Мамочка говорила, что здесь нет ни одного интересного человека, я согласилась. «А мне одно время казалось, — говорила она, — что ты увлекаешься Васей». — «Чтобы увлекаться, надо признавать его хоть в чем-нибудь выше себя. Так, по крайней мере, я понимаю». Я думала: «Ведь я не считаю его выше себя, так за что же я его люблю? Наверно, потому, что он, как и я, нищий, ничего не знает и не видит, с клеймом Сфаята». Мамочка назвала его «очень славным мальчиком, но неинтересным человеком». Мне кажется, что она боится моего увлечения и старается облить меня холодной водой, подействовать на самолюбие. Так было и с Лисневским. Мне это было неприятно, я знаю, что она всегда имеет на меня большое влияние и ее слово, помимо моего сознания и моей воли, часто бывает решающим. Я хотела ей ответить, но не ответила, что «интересность» человека — дело наживное; ее дает жизнь, опыт, развитие, иногда природа. Но у человека, который человеком-то стал уже в Сфаяте, где он ничего не видит и не знает, где он поставлен в такие рамки, что не может выявить себя, даже найти, узнать сам себя не может, — такой человек не может быть интересным с ее точки зрения. Ничего еще не значит, что у него сейчас нет интересных, оригинальных мыслей и взглядов; у него ничего нет, но я не сомневаюсь, что когда он узнает жизнь, у него сразу явится все. тогда-то он и выявит себя, тогда его и можно будет судить.

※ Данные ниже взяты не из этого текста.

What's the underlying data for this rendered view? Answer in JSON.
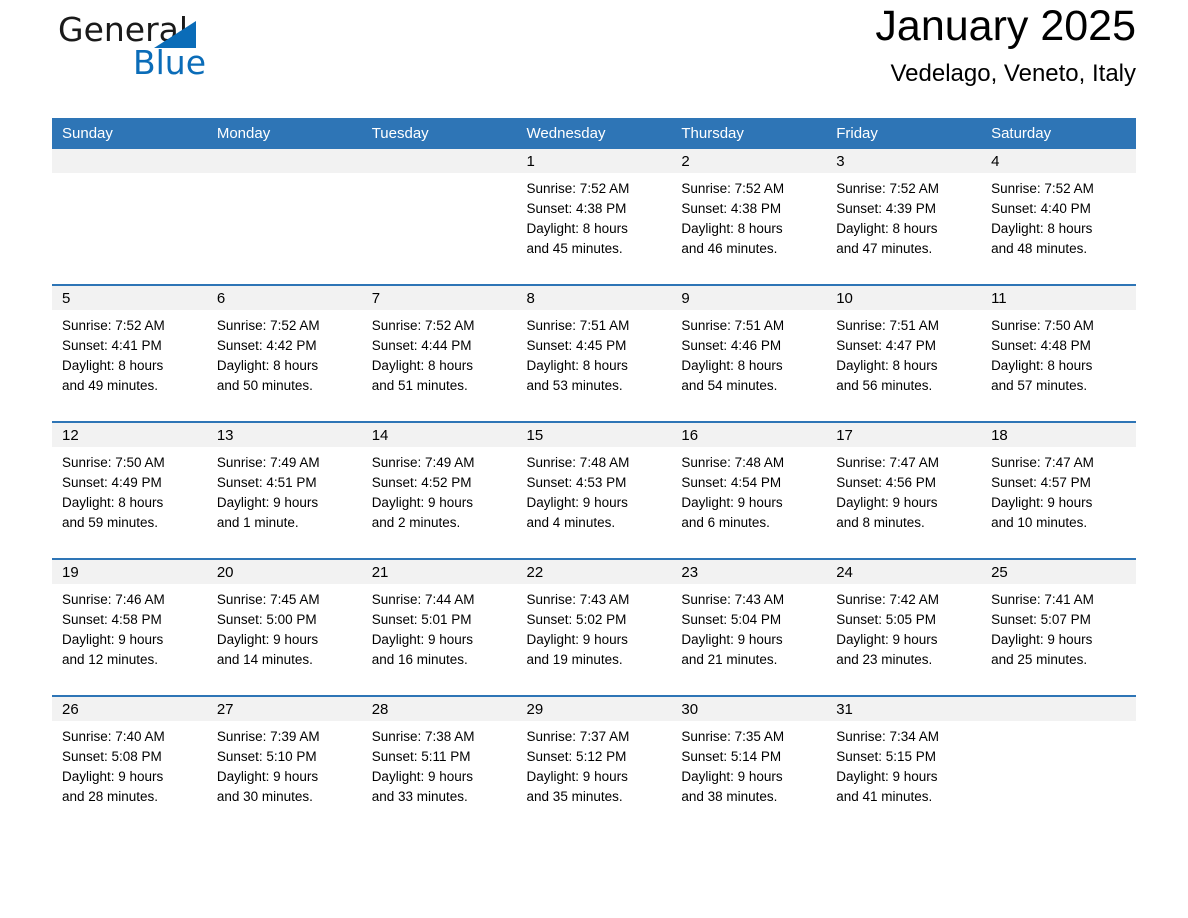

А пока он такой же «нищий духом», как и я, только у меня есть несколько книжек, которые мне говорят о жизни, а у него есть товарищи и воспитатели, которые забивают ему голову всякой ерундой. Упрекать его в «неинтересности», в том, что он пустой человек, — жестоко, это не его вина. Мамочка даже и не представляет, какой страшной печатью лежит на нас, начинающих жизнь, Сфаят. Я Васю понимаю глубже ее, именно потому, что я сама такая, может быть, поэтому-то он мне так близок и дорог.